Het tweede punt is een punt dat iedereen hier en ook in Bakur (Turks Koerdistan) met nadruk stelt: het fundamentele verschil met de westerse juridische systemen is dat gemiddeld slechts een derde van de sociale geschillen een rechtbank bereikt. Alle andere worden in de communes – regiovergaderingen – geregeld door overeenkomsten tussen de partijen of lichte straffen. Er bestaat een extra stelsel waarbij de rechtbank niet voor alle zaken fulltime hoeft te opereren volgens de (veelal genegeerde) gedachte dat iedere gebeurtenis moet worden geclassificeerd volgens een regel of volgens algemene en neutrale criteria: zoals in de Europese regelgeving gebruikelijk is. De wens van de revolutionaire maatschappij is – althans in Rojava – dat er geen noodzaak zou moeten zijn om naar een rechtbank of een volkstribunaal te gaan dan wel honderd mensen op te trommelen om te bepalen of er iemand schuldig is en de aanklager te vragen hoe lang die persoon in de gevangenis moet blijven. In de communes, zeggen ze bij de rechtbank, kennen de mensen elkaar precies, zij kennen de personen en hun achtergronden en in de overgrote meerderheid van de zaken vinden zij – verzekert de jonge vrouwelijke rechter Kaukeb – wel een oplossing.

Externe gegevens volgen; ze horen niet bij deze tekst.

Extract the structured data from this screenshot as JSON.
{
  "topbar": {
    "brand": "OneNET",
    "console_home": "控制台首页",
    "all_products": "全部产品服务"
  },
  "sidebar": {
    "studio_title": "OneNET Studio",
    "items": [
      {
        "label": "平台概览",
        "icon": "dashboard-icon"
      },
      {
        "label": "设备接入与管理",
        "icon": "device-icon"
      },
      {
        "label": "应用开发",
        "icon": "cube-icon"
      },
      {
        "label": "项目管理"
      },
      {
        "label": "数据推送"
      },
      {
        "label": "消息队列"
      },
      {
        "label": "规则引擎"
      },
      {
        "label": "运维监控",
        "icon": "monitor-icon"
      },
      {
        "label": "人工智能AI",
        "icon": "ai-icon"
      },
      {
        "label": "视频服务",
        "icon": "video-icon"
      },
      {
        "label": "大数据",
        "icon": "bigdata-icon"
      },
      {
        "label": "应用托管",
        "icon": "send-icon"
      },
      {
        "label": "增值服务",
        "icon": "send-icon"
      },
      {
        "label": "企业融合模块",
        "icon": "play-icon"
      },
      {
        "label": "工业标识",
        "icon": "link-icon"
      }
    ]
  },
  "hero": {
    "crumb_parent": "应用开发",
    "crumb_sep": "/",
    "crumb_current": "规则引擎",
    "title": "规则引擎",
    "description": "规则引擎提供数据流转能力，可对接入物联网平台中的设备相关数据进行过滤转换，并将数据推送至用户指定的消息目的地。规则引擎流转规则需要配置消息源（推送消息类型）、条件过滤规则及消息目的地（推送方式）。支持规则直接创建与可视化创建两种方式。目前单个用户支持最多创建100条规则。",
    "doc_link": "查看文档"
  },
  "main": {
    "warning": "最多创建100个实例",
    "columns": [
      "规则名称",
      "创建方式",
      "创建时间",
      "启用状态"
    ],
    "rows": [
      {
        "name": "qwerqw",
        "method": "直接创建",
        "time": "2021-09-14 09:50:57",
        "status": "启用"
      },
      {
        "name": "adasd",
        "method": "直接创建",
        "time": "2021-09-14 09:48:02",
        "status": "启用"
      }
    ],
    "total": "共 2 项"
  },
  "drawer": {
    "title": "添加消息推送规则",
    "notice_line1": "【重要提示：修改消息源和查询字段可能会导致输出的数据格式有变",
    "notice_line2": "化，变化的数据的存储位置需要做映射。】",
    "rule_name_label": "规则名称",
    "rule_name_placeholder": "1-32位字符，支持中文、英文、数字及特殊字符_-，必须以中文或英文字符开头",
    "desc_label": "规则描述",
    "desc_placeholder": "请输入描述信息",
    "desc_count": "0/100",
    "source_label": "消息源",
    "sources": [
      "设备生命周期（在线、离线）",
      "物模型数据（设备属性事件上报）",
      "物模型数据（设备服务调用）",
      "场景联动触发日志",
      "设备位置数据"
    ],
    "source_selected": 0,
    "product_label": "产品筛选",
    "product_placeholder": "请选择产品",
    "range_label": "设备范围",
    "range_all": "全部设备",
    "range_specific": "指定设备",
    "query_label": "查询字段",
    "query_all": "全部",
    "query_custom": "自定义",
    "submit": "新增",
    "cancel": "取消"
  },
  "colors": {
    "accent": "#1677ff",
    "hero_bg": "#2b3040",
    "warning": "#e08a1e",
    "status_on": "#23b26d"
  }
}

De communes bezetten in werkelijkheid de top van het systeem
Wat achteraf van essentiële betekenis is, is dat de blik op de instellingen die lijken op het liberale model van Tocqueville of dat van de socialistische volksstaat slechts een miniem deel onthult van het politieke en institutionele leven van Rojava. De communes, die we pas in de vorige alinea hebben genoemd, bezetten in werkelijkheid de top van het systeem: zij geven raad en oplossingen die voor het bestuur van de steden en de kantons een waarde hebben die veel meer is dan een simpel voorstel. Ghalia, van het Volkshuis in Amude, legt uit dat een enkele communard de afzetting van elke functionaris kan krijgen, zelfs iemand bovenaan de top. En zoals de communes geschillen kunnen oplossen met ‘oplossingscommissies’ die in de Volkshuizen worden verkozen, kunnen zij economische activiteiten beginnen op coöperatieve basis, vrijwilligers selecteren voor de verdediging van het gebied (HPC, legers van sociale verdediging) en in het wetgevende bestuur wetten voor het kanton voorstellen. ‘Is dit de manier om de staat uit te bannen?’, vragen we aan Ghalia. ‘De communes moet je zien als “tegen” het bestuur in de top, zij beperken hun macht en oefenen op hun beurt een macht van onderop uit, die vergeleken met die van boven toonaangevend is. Dat is het verschil met het staatssysteem.’
vertaling Jan Bervoets
Bron:Davide Grasso, ‘Rojava: Has revolution eliminated the state?’, Kurdishquestion.com, 5 februari 2017.